La auditoría ha experimentado cambios notables en las últimas décadas. En la incertidumbre que esos cambios generan, la habitual incapacidad del legislador para calibrar costes y beneficios aconseja, hoy como ayer, una regulación dispositiva, facilitadora. Una regulación que dé tiempo al mercado para averiguar, por prueba y error, cuáles son los sistemas y productos más valiosos, y desarrollar los mecanismos de garantía más eficaces.

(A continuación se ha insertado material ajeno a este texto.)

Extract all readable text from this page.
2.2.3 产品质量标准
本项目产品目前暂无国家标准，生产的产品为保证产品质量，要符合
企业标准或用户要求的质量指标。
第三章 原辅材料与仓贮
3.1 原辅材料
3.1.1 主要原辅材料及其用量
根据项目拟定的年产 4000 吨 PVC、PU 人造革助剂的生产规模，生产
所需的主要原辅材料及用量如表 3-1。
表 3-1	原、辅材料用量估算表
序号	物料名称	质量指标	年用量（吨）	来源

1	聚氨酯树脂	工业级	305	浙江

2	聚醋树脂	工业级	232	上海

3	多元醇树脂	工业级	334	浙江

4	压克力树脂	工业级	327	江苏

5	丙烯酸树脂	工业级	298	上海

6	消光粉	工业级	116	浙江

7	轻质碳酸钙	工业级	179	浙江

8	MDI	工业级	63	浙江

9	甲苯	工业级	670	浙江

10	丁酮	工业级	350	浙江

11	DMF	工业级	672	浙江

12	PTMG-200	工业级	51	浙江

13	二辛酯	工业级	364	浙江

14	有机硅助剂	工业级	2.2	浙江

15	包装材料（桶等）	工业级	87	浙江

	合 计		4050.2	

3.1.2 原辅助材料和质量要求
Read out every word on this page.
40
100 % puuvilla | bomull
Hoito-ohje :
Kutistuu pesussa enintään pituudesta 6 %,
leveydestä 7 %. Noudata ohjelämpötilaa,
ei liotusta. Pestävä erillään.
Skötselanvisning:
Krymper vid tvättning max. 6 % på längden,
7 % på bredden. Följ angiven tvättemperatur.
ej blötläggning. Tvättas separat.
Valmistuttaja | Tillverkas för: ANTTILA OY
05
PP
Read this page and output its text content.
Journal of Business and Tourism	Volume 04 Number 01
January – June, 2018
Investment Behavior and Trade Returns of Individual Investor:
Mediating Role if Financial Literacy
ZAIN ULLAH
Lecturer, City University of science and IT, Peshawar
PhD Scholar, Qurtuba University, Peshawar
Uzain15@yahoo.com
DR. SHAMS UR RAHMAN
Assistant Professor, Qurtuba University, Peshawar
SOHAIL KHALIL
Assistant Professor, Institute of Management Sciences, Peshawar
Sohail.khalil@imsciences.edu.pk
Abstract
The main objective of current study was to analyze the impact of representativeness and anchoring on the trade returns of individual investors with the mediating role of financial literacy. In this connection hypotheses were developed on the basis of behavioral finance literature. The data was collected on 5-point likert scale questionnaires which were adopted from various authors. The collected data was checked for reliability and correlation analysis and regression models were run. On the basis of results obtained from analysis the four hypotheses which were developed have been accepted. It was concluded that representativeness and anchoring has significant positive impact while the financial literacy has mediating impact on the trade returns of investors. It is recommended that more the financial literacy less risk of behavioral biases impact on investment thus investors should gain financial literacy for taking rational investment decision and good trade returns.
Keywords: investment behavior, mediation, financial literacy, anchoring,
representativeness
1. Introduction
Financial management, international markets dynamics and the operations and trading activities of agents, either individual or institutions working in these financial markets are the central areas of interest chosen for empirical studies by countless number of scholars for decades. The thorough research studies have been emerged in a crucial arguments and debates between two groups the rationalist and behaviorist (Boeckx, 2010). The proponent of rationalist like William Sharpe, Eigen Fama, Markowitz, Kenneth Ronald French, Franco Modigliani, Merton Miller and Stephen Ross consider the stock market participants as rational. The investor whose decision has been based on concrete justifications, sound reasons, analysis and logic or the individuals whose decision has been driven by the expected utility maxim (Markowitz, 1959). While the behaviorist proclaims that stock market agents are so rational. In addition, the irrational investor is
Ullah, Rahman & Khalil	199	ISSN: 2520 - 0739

La justicia y el dinamismo del mercado en el caso Andersen confirman esta valoración. Desde la quiebra de Enron, no sólo asistimos a la agonía de Andersen, con gran quebranto patrimonial para socios y empleados, sino a la adopción voluntaria de nuevas políticas por los protagonistas del mercado. Muchas sociedades ya han sustituido a su auditor y algunas se han prohibido a sí mismas adquirir otros servicios de sus auditores. Ciertos inversores institucionales también promueven que sus juntas de accionistas refuercen el control de la auditoría externa. Las propias firmas se han apresurado a separar actividades y, lo que es más importante, empiezan a modificar sus sistemas de incentivos para controlar mejor las externalidades entre divisiones y oficinas. Muchas de ellas también han reforzado sus reglas de control interno, acelerando la rotación de los socios responsables.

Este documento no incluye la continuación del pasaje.